For reference, one half of the book is her having a drug addiction. And while reading it, I thought that she definitely has a problem, but it didn’t seem that big of a deal because you know what, she’s trying her best. I went back to the book three hours later and let me tell you, this girl was not trying her best. I don’t know what possessed me to think that taking the correct dosage of sleeping pills to keep you in a self-induced coma for a year was the right decision, but apparently this author is really good at what she does, because it worked.

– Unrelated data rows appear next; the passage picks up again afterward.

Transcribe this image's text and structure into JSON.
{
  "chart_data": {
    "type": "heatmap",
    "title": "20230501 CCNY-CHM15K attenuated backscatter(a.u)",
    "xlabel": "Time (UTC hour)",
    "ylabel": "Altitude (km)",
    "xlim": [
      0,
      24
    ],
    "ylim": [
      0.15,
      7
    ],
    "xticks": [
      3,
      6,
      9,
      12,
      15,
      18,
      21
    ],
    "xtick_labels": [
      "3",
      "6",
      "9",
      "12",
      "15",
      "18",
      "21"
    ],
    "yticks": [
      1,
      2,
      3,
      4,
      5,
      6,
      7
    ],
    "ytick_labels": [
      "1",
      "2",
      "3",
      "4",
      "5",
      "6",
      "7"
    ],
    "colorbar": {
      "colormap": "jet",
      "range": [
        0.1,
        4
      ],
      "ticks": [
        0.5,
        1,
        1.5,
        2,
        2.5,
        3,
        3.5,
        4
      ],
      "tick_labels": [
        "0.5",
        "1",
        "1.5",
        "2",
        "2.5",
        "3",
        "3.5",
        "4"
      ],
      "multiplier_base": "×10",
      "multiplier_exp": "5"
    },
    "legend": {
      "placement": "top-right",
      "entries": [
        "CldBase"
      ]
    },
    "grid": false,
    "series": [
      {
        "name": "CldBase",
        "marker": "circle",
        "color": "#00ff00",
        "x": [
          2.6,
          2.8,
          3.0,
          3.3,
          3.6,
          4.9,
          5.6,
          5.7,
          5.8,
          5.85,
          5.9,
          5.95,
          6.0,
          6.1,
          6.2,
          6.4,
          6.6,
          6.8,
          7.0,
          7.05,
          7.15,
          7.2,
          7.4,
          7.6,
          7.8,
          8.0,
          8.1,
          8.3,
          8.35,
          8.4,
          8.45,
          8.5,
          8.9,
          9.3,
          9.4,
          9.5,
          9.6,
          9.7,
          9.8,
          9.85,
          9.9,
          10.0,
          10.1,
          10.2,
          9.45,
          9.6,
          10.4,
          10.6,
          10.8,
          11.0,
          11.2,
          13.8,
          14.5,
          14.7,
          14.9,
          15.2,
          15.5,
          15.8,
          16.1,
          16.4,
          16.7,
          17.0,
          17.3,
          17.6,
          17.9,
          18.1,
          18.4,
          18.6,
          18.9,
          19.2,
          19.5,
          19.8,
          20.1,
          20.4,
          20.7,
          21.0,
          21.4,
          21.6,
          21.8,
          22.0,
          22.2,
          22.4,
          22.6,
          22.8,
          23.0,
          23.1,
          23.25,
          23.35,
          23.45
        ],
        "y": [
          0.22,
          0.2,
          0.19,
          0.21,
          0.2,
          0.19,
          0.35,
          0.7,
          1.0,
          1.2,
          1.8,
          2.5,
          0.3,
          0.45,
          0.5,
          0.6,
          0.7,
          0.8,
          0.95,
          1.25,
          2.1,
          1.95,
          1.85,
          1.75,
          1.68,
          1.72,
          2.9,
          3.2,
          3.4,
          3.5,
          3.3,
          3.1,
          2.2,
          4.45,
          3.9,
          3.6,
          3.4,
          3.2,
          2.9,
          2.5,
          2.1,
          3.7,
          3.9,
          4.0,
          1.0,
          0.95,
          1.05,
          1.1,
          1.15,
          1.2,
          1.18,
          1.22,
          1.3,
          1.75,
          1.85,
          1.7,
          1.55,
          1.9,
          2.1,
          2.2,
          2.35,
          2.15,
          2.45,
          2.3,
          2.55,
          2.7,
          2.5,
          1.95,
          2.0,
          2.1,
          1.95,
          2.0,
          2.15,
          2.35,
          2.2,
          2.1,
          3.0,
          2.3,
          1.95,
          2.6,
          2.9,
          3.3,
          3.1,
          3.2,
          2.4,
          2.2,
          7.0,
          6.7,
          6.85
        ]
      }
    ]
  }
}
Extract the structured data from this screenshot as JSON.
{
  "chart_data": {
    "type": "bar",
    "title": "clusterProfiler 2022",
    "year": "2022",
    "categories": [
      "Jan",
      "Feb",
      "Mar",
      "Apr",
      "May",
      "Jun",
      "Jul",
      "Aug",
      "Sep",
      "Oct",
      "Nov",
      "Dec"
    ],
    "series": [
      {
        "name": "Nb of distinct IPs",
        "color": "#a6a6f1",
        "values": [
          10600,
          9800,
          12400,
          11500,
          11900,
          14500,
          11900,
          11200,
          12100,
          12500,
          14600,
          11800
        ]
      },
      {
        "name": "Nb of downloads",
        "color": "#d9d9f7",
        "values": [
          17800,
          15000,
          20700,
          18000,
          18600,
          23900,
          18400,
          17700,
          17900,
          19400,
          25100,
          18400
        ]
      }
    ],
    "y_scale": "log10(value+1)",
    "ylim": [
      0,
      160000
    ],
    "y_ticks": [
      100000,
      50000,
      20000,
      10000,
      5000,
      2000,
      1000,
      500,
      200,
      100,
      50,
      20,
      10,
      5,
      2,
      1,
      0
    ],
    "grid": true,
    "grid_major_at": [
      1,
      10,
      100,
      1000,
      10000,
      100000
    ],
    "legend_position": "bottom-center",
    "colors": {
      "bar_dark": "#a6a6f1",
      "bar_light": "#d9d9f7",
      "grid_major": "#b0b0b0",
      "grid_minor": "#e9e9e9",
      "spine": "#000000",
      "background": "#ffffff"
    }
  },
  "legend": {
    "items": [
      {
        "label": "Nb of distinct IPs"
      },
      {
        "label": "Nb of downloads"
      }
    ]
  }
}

The other part that really made me question if I liked this book was me attempting to explain what it was about to other people. My friends would ask me if I liked it because they’d seen it on TikTok and what-not, and I honestly had the hardest time trying to find reasons why they should read it. It’s not a feel-good read. It’s not even a self-reflective piece. The only reasoning behind reading it is wanting to make you feel better about your life. Because no matter how many midterms you have, at least you’re not an Upper East Side heiress with dead parents, a Columbia degree and a sleeping-pill problem.

So, do I think you should read it? Let’s just say, I don’t think you shouldn’t! It’s a good in-between book, when you don’t quite want to make a commitment to a four book series but you need to read something in order to keep up your mysterious aura in some coffee shop in Cambridge. Although if I’m the one who sees you reading it, I’ll be asking if everything is okay at home.